When you begin to look into life insurance policies, the first thing to consider is why you need one.
Many people will only begin to think about financial protection when they start a family, as they recognise that those left behind in the event of their death will need some form of assistance.
It is important to consider how much money your family will need should your income stream disappear, or how much will be needed to pay for childcare costs, for example, should a stay-at-home parent pass away.
However, life insurance is not just for families with children. Single people and couples may decide that life insurance is a good idea as this can be used to help cover funeral costs or mortgage payments if you own a home with a partner.
Different types of life insurance
There is a range of different options when it comes to life insurance policies.
If you are a couple or family, then the two main options available are single or joint policies.
Joint life insurance
Joint life insurance policies are most appropriate for couples, particularly those who share a home and therefore a mortgage commitment.
Within joint life insurance policies you can choose for them to pay out on the first death, or you can opt for a ‘last survivor’ policy, which will pay the money when you have both died.
For anyone who will need help with mortgage repayments, the most sensible option is the policy which pays out when just one of the couple dies.
Many joint life insurance policies will pay off the remaining balance of the mortgage should one of you pass away.
Single life insurance
However, if you have dependent children then taking out single life insurance policies could be more sensible.

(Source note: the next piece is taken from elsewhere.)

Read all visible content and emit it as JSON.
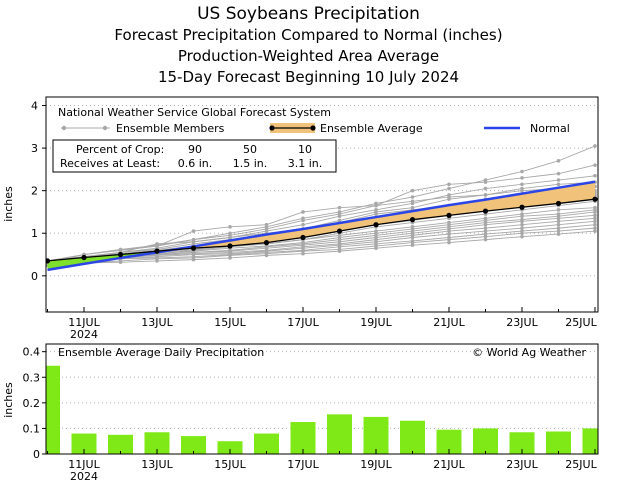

There are many reasons for this. First and foremost, it allows you to both get the right level of cover for your individual situations, for example, if one of you is a higher earner than the other.
You may also be able to get more favourable rates if you are healthier than your partner, reducing the amount you have to pay in premiums.
If you have children and one of you dies, then the other will still need life insurance to ensure they are provided for until they are old enough to be independent.
With a joint policy, you will need to claim – and therefore end the cover – if one of you dies.
However, with a single policy, your protection will be entirely separate, allowing you to avoid any problems of this kind.
Term insurance
Whether you choose single or joint cover, there are some other things you will need to consider when looking at the type of life insurance to buy.
The simplest of the policies on offer is protection-only or term insurance. This will pay out a specified amount should you die within a certain number of years, laid out in the policy.
Should you survive past this point, then you will receive nothing.
Within the branch of protection-only insurance, you can also choose whole-of-life policies.
As the name suggests, they pay out regardless of when you die. Unlike protection-only insurance, the policy will not pay out a specified amount but will build up an investment value over the course of its life.
Endowment policies
Endowment policies are another option. Like term insurance policies, they run for a specified period of time, but unlike term cover, they will pay out whether you die or not.
However, these are often an expensive option when it comes to life insurance and are not ideal if the primary reason you need the policy is to provide protection to dependents.
Other things to think about
When looking at life insurance cover, you should ensure that all of your main debts are covered by the policy.
As well as mortgages, you should consider anything you owe in the form of loans or credit card debt.
Putting your life insurance policy in trust is advisable, as this means that it is not subject to inheritance tax.
The process of doing this is completely free and it means that any payouts made in the event of your death will not be diminished by money being paid out for inheritance tax.
Putting your cover in trust will also speed up the payout process. This is because your life insurance policy will be excluded from your estate when you die, so the money can be paid without having to wait for probate.